クリック1つで、プリンターが動き出し、あっという間にA4サイズのフルカラー印刷が6枚完了しました。おぉー、速い!と感動していると、

img2

「つまんなかったから、もう一回」

サービス精神旺盛な印刷担当の平岡さん。
ありがとうございます。恐縮です。

img3

印刷年賀状は、はがき4枚が1枚に面付け印刷されている専用紙を使います。裏側にみなさんのつくった年賀状が印刷される仕組みです。

img4

このあと、裁断機で一枚ずつに切り離すためのカッティングを行います。
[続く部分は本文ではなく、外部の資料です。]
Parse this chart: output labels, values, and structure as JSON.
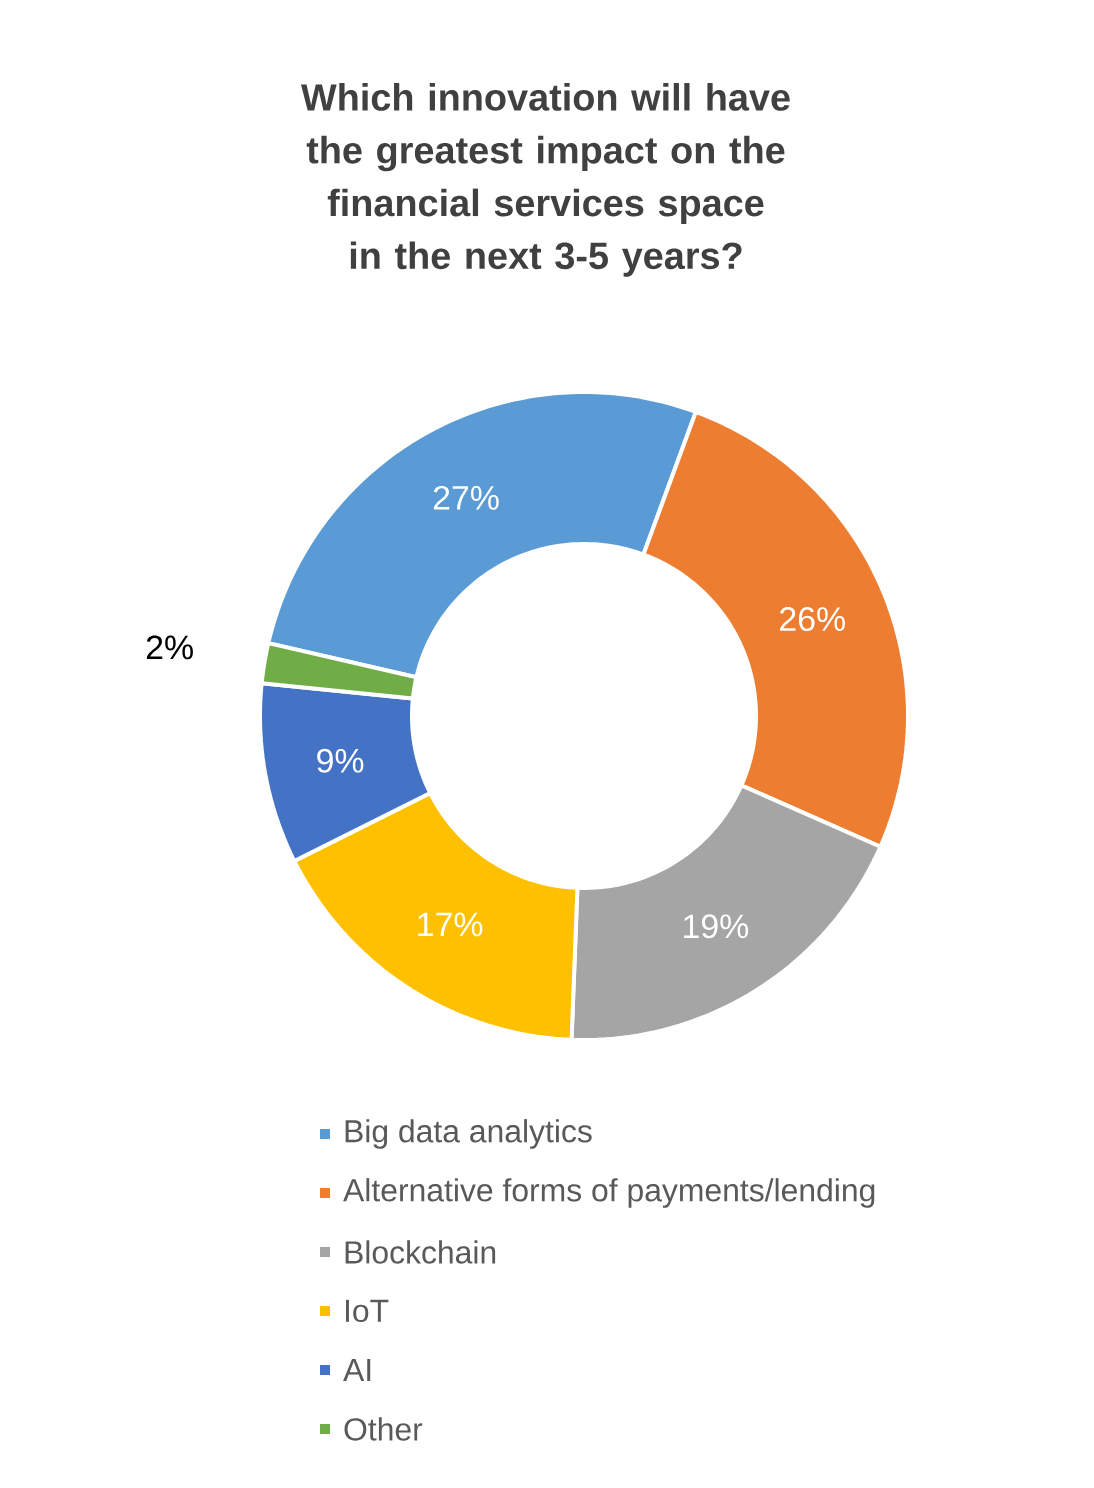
{
  "chart_data": {
    "type": "donut",
    "title": "Which innovation will have the greatest impact on the financial services space in the next 3-5 years?",
    "categories": [
      "Big data analytics",
      "Alternative forms of payments/lending",
      "Blockchain",
      "IoT",
      "AI",
      "Other"
    ],
    "values": [
      27,
      26,
      19,
      17,
      9,
      2
    ],
    "value_labels": [
      "27%",
      "26%",
      "19%",
      "17%",
      "9%",
      "2%"
    ],
    "colors": [
      "#5b9bd5",
      "#ed7d31",
      "#a5a5a5",
      "#ffc000",
      "#4472c4",
      "#70ad47"
    ],
    "legend": "bottom"
  }
}
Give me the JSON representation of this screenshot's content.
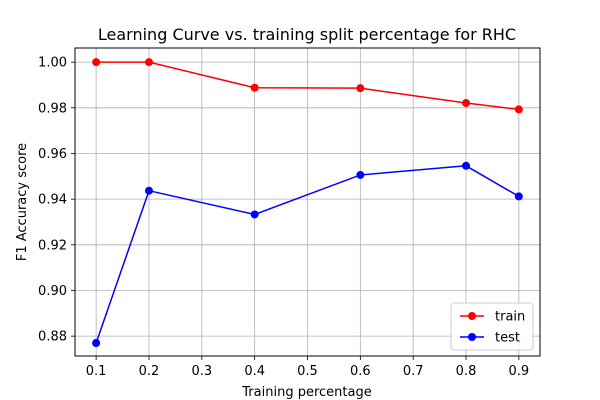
{
  "chart_data": {
    "type": "line",
    "title": "Learning Curve vs. training split percentage for RHC",
    "xlabel": "Training percentage",
    "ylabel": "F1 Accuracy score",
    "x": [
      0.1,
      0.2,
      0.4,
      0.6,
      0.8,
      0.9
    ],
    "xlim": [
      0.06,
      0.94
    ],
    "ylim": [
      0.8713,
      1.0062
    ],
    "xticks": [
      0.1,
      0.2,
      0.3,
      0.4,
      0.5,
      0.6,
      0.7,
      0.8,
      0.9
    ],
    "xtick_labels": [
      "0.1",
      "0.2",
      "0.3",
      "0.4",
      "0.5",
      "0.6",
      "0.7",
      "0.8",
      "0.9"
    ],
    "yticks": [
      0.88,
      0.9,
      0.92,
      0.94,
      0.96,
      0.98,
      1.0
    ],
    "ytick_labels": [
      "0.88",
      "0.90",
      "0.92",
      "0.94",
      "0.96",
      "0.98",
      "1.00"
    ],
    "grid": true,
    "legend_position": "lower-right",
    "series": [
      {
        "name": "train",
        "color": "#ff0000",
        "values": [
          1.0,
          1.0,
          0.9888,
          0.9886,
          0.9821,
          0.9793
        ]
      },
      {
        "name": "test",
        "color": "#0000ff",
        "values": [
          0.877,
          0.9437,
          0.9333,
          0.9506,
          0.9546,
          0.9412
        ]
      }
    ]
  }
}
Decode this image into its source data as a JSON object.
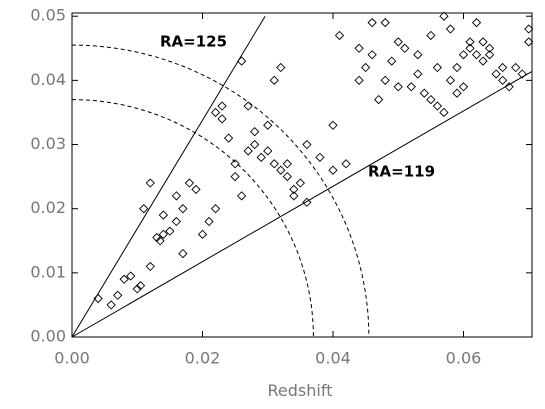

角と側面をしっかり合わせて、機械に滑り込ませます。

img5

カットする範囲はコンピュータで設定されています。片方の側面がカットされたら、それをくるっと反対側に回し、裁断機の「ここまでライン」に合わると、自動で判断して余分な紙をカットしてくれます。

カットが終わったら、品質チェックと包装を行い、印刷年賀状が皆さんの手元へ送られます。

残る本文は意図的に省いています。